Letztlich bleibt der Eindruck, Wulff könne sich aus seiner Rolle als Getriebener nicht befreien. Zuletzt wird man ihm eingeredet haben, er sei ein Opfer staatsanwaltschaftlichen Blutdurstes geworden, weil bei ihm gründlicher als bei anderen mutmaßlich Korrupten ermittelt worden ist. Dabei sollte das eine Selbstverständlichkeit sein, geht es doch um das politische Spitzenpersonal der Republik und nicht um irgendeinen Berliner Bezirksbeamten.

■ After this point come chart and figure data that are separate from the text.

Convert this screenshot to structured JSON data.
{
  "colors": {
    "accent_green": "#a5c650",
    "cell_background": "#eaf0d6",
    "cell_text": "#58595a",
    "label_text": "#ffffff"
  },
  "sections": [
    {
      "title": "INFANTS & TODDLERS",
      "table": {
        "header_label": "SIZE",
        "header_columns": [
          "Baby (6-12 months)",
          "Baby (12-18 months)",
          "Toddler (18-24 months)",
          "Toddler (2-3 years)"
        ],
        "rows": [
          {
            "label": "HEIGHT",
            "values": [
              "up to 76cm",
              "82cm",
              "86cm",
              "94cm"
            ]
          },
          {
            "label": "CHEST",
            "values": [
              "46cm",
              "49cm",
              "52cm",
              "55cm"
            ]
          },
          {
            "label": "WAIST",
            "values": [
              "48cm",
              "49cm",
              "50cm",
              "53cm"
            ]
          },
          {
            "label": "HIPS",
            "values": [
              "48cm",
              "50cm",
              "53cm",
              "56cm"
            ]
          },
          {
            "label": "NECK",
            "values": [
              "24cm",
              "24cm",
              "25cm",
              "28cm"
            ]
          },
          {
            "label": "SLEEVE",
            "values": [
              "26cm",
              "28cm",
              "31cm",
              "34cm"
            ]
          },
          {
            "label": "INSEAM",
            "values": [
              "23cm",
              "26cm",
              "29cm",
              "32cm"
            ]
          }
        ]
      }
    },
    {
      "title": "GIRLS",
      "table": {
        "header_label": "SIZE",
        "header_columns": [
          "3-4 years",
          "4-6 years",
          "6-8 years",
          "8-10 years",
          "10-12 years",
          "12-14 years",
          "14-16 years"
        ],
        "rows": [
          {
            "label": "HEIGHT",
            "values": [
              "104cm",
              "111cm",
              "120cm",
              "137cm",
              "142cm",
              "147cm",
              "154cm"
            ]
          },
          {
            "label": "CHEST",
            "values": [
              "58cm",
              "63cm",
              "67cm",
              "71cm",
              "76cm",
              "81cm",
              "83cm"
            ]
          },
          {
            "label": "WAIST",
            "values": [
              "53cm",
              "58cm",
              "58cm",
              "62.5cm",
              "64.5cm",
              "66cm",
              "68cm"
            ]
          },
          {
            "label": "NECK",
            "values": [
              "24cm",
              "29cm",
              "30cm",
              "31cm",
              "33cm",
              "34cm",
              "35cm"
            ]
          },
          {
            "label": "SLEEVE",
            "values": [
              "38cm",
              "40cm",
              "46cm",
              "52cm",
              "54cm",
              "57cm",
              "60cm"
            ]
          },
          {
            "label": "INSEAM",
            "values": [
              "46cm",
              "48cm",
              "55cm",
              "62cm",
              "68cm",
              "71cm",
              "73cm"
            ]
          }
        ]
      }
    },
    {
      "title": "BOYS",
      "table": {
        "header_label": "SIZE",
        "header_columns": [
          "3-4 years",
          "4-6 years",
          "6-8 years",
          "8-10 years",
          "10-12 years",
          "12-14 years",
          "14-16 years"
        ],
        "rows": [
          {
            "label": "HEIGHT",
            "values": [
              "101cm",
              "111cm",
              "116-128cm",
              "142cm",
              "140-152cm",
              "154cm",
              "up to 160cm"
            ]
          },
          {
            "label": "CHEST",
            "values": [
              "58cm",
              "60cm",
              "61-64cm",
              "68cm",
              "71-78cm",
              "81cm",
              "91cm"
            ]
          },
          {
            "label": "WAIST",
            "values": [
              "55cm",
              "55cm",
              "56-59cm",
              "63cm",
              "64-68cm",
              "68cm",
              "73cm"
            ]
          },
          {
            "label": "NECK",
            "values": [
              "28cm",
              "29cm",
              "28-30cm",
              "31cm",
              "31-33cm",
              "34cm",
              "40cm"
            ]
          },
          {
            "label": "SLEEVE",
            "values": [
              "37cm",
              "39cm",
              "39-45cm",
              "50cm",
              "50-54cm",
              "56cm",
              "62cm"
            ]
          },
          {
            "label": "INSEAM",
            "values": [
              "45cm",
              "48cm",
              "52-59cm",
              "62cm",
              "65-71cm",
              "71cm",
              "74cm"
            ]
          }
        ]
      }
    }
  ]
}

Mehr als gründlich wird derzeit auch in Hamburg gegen Gregor Gysi wegen angeblich falscher eidesstattlicher Versicherung ermittelt. Sollte man das lassen? Und wie hätte die Öffentlichkeit reagiert, wäre Wulffs Siemens-Aktion erst herausgekommen, nachdem das Verfahren gegen ihn mangels Tatverdacht eingestellt worden wäre? Das Vertrauen in die Justiz wäre stärker erschüttert als jetzt.

Doch Wulff hofft tatsächlich, statt seiner käme jetzt die Staatsanwaltschaft auf die Anklagebank. Es ist so weit. Er tut einem leid.